Вот о чем я думала однажды на седьмой день своего пребывания в доме бабушки, все еще находясь под впечатлением «посещения» предыдущей ночи. Только позднее я стала свидетельницей противоположного, видела эпизоды, которые могли лишь подтвердить пережитые дедушкой рассказы ужасов, сцены, которые поколебали мою веру и посеяли в моей душе зерна жестоких сомнений. Вскоре мне предстояло убедиться в том, что Виктор Таунсенд, каким я его знала до сих пор, не тот самый человек, которого мне предстояло встретить позднее. Событиям вскоре суждено принять совсем иной оборот.
И подлинный ужас дома на Джордж-стрит предстояло еще увидеть.
Дедушка проспал все время нашего визита и даже ни разу не пошевелился. Пока Элси и Эд, как обычно, разговаривали сами, делая вид, будто дедушка их слышит и в любой момент может ответить, я взвешивала, не стоит ли мне тоже заговорить с ним. Возможно, он услышит и поймет меня. Однако меня смущало присутствие родственников. То, что я хотела сообщить дедушке, надо было сказать наедине, а я никак не могла даже на минуту остаться с ним одна. Голова дедушки покоилась на подушке, и он казался старым, изможденным, скованным постоянной неподвижностью человеком, у которого отслаивается кожа. Однако это был сын Виктора. А за свои восемьдесят три года он вспоминал об отце лишь с ненавистью.

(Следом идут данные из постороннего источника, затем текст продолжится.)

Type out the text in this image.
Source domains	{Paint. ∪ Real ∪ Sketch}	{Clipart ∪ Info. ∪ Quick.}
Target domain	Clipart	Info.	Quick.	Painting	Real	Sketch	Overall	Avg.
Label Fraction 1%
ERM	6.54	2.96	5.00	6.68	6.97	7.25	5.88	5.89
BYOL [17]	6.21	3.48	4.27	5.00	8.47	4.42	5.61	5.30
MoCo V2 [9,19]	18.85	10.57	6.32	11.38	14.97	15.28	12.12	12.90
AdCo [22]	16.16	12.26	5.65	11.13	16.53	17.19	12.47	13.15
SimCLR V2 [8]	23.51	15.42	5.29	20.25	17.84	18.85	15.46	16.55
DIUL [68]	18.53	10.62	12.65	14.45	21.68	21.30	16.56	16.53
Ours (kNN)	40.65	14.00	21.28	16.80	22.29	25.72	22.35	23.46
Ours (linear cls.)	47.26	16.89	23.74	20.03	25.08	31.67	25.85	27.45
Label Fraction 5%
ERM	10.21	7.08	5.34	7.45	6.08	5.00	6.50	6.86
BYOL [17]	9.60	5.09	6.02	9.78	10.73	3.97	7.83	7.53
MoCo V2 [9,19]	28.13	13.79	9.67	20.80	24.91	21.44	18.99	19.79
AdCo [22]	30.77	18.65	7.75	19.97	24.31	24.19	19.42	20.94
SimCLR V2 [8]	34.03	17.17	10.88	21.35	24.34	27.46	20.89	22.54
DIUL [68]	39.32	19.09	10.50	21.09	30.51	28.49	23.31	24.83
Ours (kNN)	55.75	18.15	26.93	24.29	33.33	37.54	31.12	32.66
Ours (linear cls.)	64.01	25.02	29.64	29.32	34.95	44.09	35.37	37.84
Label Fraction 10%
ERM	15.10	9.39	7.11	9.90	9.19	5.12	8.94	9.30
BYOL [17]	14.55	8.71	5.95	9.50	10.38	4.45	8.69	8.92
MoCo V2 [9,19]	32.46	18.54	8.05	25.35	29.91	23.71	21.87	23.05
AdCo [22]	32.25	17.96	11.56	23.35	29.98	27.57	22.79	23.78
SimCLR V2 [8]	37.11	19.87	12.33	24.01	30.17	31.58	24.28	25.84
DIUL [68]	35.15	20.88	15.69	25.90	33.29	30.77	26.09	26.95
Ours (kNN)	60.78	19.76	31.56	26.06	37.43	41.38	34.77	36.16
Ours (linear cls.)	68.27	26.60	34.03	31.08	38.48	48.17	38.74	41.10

Мне надо переубедить его. Но случай так и не представился, подошло время ехать домой. Пока дядя Эд складывал деревянные стулья и один за другим ставил их друг на друга в углу, а тетя Элси болтала с медсестрой, стоя по другую сторону двери, я смотрела на дедушку и чувствовала непреодолимую потребность заговорить с ним. Когда Элси направилась к выходу, мы с дядей Эдом последовали за ней и обменялись несколькими словами с сестрой. Проходя через двойные двери на улицу, где уже темнело, я вдруг остановилась и заявила, что оставила свои перчатки у койки дедушки.
— Я сбегаю за ними! — сказала я, уже возвращаясь к входной двери.
— Дорогая, Эд сходит, ты лучше садись в машину.
— Я сейчас же вернусь, Элси. Включите обогреватель для меня.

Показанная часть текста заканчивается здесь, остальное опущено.